La funzione principale del sistema circolatorio è quella di fornire, attraverso il sangue, ossigeno e nutrienti agli organi in misura adeguata alle loro necessità. I capillari (sede dello scambio di elettroliti e gas fra sangue e tessuti) sono costituiti da un singolo strato di cellule endoteliali e consentono un rapido scambio di acqua e soluti con il liquido interstiziale.
Le arteriole possiedono uno spesso strato di muscolatura liscia, un sottile stato avventizio ed un rivestimento della parete interna di natura endoteliale, ed un diametro variabile fra i 5 ed i 100mm. Dalle arteriole originano i capillari (5-10 µm di diametro) o, meno frequentemente, le metarteriole aventi un diametro compreso fra 10 e 20 µm) da cui originano i capillari. Le metarterile possono avere funzione di transito verso le venule, o possono alimentare il letto capillare. I capillari costituiscono una fitta rete di piccoli condotti fra loro interconnessi. Le arteriole costituiscono i vasi di resistenza del sistema circolatorio e, il loro diametro, è il risultato della forza costrittrice del muscolo contro la forza distendente prodotta dalla pressione intraluminale. Sfruttando la muscolatura di cui sono dotate possono controllare e modulare la quantità di sangue da far giungere ai diversi distretti corporei.
La distribuzione dei capillari varia da tessuto a tessuto, ed è maggiore nei tessuti muscolare, cardiaco e ghiandolare, dove ha sede un'intensa attività metabolica, ed è minore negli altri tessuti (es.: cartilagineo). Alcuni capillari hanno un diametro inferiore a quello degli eritrociti, costringendo questi ultimi a deformarsi temporaneamente durante il passaggio. La velocità del flusso sanguigno nei capillari è regolata dalle arteriole, mediamente è di 1mm x s-1. La vasomotilità dei vasi precapillari agisce compensando incrementi e decrementi pressori, è tuttavia influenzata anche da fattori umorali e nervosi.
Il flusso di sangue fra capillari e tessuti è denominato flusso nutrizionale poichè attraverso di essi si realizzano scambi di gas e soluti, il flusso attraverso metarteriole che si cortocircuitano facendo passare il flusso arterioso in quello venoso, senza scambi interstiziali, è definito flusso non nutrizionale (tipico della regione dei polpastrelli).
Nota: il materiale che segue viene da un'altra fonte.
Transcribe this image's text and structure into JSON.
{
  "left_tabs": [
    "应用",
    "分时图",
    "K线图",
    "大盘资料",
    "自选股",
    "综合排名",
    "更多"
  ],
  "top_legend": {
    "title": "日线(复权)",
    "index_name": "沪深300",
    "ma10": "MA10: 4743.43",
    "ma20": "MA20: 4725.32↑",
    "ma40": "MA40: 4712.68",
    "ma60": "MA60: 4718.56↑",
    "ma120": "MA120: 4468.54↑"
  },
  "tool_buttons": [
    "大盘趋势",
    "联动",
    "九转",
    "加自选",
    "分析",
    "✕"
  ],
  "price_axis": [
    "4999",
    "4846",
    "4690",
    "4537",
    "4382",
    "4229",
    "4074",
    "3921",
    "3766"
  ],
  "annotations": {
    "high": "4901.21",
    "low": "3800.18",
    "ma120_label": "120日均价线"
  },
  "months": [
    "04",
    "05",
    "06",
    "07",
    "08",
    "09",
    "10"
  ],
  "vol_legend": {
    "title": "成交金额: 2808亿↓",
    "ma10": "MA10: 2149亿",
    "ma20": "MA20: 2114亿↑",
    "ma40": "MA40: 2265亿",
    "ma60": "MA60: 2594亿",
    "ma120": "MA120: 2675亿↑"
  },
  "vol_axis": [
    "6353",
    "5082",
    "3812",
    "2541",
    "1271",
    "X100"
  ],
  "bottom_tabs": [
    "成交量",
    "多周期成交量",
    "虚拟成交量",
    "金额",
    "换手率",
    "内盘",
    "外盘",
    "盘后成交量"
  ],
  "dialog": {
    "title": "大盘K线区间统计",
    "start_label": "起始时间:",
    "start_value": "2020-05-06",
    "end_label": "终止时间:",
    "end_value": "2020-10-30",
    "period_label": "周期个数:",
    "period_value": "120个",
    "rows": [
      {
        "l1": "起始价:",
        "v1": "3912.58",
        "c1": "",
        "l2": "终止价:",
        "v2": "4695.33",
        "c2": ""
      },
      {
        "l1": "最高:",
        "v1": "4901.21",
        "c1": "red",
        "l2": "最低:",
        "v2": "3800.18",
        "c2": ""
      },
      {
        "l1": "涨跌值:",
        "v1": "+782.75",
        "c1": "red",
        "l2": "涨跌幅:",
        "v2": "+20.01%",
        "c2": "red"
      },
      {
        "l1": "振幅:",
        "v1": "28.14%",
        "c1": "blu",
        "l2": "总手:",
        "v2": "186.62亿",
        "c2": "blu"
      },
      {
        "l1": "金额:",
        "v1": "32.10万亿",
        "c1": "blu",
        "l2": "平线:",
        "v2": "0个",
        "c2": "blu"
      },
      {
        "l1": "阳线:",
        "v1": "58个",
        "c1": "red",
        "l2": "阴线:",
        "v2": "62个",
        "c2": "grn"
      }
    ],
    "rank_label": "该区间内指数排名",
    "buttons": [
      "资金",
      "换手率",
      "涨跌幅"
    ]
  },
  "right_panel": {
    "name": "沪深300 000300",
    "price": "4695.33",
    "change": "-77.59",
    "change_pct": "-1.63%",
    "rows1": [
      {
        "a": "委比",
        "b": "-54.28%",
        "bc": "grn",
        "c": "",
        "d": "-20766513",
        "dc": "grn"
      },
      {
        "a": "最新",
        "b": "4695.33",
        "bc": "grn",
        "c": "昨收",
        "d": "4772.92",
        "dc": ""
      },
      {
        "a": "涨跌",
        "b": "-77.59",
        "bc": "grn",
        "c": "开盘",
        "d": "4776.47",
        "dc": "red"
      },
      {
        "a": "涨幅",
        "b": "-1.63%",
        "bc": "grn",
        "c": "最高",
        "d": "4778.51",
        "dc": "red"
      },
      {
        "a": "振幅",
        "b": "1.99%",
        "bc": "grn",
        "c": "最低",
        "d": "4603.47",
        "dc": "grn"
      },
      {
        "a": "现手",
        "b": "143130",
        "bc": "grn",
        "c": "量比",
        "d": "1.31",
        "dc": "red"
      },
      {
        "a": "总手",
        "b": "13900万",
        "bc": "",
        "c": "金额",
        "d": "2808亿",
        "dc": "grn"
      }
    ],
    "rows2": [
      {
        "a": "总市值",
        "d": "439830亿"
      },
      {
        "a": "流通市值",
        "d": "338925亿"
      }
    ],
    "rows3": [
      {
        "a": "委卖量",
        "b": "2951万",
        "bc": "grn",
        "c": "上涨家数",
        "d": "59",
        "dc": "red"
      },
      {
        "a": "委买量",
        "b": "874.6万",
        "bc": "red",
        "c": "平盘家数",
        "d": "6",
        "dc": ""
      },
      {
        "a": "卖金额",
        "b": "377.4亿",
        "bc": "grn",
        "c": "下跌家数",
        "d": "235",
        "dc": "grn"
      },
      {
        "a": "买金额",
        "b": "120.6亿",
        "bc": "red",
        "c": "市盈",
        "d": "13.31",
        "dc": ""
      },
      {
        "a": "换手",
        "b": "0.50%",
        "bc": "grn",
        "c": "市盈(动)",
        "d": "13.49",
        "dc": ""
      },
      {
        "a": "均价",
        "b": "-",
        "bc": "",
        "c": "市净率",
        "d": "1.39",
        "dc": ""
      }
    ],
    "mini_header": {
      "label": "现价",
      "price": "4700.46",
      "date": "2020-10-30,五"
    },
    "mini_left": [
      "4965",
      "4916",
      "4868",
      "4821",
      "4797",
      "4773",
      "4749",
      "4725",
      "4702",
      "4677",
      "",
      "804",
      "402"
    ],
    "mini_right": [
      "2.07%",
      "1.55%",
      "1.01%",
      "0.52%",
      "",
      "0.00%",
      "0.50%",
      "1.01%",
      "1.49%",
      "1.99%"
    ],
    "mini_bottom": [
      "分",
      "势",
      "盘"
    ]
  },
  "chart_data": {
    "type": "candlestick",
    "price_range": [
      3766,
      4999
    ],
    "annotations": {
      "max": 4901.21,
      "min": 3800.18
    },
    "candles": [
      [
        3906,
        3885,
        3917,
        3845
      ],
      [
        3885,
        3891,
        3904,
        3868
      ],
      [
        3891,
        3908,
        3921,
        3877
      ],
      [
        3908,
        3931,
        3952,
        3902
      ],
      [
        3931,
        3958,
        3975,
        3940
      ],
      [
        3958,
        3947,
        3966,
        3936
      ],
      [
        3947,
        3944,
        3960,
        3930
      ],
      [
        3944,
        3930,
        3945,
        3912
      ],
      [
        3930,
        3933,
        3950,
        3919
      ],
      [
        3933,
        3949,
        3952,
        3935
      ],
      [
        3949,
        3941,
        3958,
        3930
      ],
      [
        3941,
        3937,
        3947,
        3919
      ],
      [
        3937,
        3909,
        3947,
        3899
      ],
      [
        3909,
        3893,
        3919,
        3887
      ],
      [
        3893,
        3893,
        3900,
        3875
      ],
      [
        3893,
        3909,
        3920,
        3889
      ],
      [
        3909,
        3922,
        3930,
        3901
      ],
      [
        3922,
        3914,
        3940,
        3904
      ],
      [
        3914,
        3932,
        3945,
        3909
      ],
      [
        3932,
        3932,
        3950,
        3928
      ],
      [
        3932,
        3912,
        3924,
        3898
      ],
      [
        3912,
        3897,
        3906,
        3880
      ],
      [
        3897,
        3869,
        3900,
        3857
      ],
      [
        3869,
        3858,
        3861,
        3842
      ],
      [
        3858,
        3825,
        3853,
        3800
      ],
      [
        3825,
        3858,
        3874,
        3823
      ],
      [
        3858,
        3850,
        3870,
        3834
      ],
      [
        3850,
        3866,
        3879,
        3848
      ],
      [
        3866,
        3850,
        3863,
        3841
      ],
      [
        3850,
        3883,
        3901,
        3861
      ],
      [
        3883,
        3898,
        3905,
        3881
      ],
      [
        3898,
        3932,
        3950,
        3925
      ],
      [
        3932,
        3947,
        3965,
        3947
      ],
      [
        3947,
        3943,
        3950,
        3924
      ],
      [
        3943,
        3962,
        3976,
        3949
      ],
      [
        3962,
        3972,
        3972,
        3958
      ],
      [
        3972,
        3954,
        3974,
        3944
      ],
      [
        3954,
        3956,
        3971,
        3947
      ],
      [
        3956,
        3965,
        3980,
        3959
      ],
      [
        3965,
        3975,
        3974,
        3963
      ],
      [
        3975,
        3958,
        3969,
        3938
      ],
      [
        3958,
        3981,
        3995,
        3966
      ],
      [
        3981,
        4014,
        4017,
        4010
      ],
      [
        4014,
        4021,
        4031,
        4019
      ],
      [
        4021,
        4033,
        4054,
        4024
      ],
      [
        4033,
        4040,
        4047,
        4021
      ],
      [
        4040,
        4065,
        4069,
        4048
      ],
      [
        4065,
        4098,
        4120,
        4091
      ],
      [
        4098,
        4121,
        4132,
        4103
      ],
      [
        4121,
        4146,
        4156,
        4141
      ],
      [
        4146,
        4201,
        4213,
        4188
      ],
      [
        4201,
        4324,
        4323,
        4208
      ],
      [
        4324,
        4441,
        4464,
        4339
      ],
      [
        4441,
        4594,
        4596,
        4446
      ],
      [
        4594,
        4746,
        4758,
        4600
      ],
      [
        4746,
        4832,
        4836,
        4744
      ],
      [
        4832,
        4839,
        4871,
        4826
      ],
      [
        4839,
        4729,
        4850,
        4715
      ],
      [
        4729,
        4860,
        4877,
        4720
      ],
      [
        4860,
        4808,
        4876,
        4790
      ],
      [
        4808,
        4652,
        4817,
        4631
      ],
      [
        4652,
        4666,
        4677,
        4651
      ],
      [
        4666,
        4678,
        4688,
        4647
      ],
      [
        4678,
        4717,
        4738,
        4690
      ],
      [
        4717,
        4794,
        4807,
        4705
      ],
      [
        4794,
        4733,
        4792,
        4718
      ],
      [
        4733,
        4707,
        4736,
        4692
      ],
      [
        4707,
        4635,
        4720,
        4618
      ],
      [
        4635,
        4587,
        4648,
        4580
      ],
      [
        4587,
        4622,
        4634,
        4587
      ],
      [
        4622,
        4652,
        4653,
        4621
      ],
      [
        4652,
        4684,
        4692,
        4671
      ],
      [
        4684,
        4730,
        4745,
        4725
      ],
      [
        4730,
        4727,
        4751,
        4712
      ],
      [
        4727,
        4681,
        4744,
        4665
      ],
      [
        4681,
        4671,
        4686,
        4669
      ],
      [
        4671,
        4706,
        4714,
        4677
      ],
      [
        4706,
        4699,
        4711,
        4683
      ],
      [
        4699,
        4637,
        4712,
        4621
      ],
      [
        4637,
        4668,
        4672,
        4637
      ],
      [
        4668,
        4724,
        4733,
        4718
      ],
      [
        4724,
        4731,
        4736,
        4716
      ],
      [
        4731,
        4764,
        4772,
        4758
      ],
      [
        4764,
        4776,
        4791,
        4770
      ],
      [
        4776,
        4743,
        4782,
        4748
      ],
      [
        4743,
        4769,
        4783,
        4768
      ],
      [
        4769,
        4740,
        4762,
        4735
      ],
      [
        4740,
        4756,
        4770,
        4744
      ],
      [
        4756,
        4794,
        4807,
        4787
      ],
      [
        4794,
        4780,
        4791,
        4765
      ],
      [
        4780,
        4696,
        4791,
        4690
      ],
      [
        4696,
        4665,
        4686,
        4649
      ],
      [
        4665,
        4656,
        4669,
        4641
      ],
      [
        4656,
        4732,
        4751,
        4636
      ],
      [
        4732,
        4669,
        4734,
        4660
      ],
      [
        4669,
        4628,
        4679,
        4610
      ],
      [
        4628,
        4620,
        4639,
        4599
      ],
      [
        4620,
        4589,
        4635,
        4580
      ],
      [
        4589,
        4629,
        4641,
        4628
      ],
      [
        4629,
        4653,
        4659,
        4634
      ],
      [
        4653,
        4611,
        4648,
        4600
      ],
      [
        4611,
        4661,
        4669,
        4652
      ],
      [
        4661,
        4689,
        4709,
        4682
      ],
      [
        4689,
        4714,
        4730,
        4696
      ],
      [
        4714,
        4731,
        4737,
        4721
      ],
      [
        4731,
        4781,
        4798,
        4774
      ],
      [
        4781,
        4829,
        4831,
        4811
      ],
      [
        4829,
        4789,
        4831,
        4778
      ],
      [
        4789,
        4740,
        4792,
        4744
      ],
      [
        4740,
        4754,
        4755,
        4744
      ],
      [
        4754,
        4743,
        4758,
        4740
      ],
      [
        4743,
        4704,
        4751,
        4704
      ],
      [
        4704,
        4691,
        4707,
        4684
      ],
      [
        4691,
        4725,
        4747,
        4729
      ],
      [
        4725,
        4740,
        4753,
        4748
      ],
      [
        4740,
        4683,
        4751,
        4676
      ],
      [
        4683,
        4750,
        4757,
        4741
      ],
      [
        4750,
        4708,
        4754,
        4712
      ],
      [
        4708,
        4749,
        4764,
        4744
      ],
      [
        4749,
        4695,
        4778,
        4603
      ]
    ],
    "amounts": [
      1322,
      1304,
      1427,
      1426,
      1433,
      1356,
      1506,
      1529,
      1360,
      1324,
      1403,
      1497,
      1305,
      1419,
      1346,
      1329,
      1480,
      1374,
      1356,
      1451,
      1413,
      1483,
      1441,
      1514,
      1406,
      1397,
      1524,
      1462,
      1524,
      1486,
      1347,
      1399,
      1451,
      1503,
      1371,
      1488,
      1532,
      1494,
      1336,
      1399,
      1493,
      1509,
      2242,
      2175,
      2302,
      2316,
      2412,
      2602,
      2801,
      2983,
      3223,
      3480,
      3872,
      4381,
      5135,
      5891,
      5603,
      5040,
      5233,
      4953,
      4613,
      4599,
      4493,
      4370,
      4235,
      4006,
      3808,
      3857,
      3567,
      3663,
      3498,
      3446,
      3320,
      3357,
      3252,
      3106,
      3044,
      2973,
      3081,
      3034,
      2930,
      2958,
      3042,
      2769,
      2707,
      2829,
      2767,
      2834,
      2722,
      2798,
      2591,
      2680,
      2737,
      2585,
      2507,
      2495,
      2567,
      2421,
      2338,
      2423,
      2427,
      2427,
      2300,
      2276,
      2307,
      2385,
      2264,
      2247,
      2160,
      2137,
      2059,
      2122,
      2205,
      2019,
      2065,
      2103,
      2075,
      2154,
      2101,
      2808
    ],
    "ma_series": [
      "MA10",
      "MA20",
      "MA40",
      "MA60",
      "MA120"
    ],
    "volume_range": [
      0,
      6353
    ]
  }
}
Il tessuto capillare non è provvisto di muscolatura, non può pertanto determinare direttamente variazioni sul flusso ematico. È invece recente la scoperta che, le cellule endoteliali che lo compongono sono in grado di sintetizzare sostanze in grado di modificare l'entità contrattile delle arteriole. Una di queste sostanze è il monossido di azoto noto anche come fattore rilasciante di origine endoteliali, con proprietà vasodilatatrice, viene liberato sotto la stimolazione di alcune molecole (es. ATP, istamina ecc.). Anche la prostaciclina viene liberata dalle cellule endoteliali dei capillari. Con il particolare compito di evitare la trombosi intravascolare ostacolando l'aggregazione piastrinica sull'endotelio.
La permeabilità capillare varia in virtù del distretto in cui i capillari sono posti, ma varia anche lungo la lunghezza dello stesso capillare. In linea di massima aumenta nel distretto venoso (più ricco di pori) rispetto a quello arterioso. Nei capillari cerebrali, i pori, sono assenti, in altri, già particolarmente ricchi di pori (es. nel rene e nell'intestino) si possono apprezzare anche "ampie" fenestrazioni, altri ancora, come quelli epatici, hanno un endotelio addirittura discontinuo.
Il solvente ed i soluti si muovono attraverso i capillari mediante tre meccanismi:
La circolazione linfatica è garantita da una serie di capillari a fondo chiuso, privi di giunzioni tra cellule endoteliali, molto permeabili, ed ancorati al connettivo circostante da sottili filamenti. La contrazione muscolare determina la trazione dei filamenti e la distorsione dei vasi linfatici che provoca l'apertura degli spazi endoteliali. Da questi spazi possono passare grosse molecole, proteine e cellule che, dall'interstizio si spostano nel capillare linfatico. I capillari linfatici drenano in vasi linfatici di diametro maggiore che alla fine si immettono nella vena succlavia destra e sinistra. Il sistema linfatico è il mezzo di recupero delle proteine plasmatiche che hanno lasciato il compartimento vascolare. La retrodiffusione nei capillari sanguigni è osmoticamente impossibile e, se non venissero recuperate, la percentuale che si accumulerebbe nei tessuti, sarebbe tale da provocare il passaggio osmotico di liquidi in questi ultimi, e quindi edema.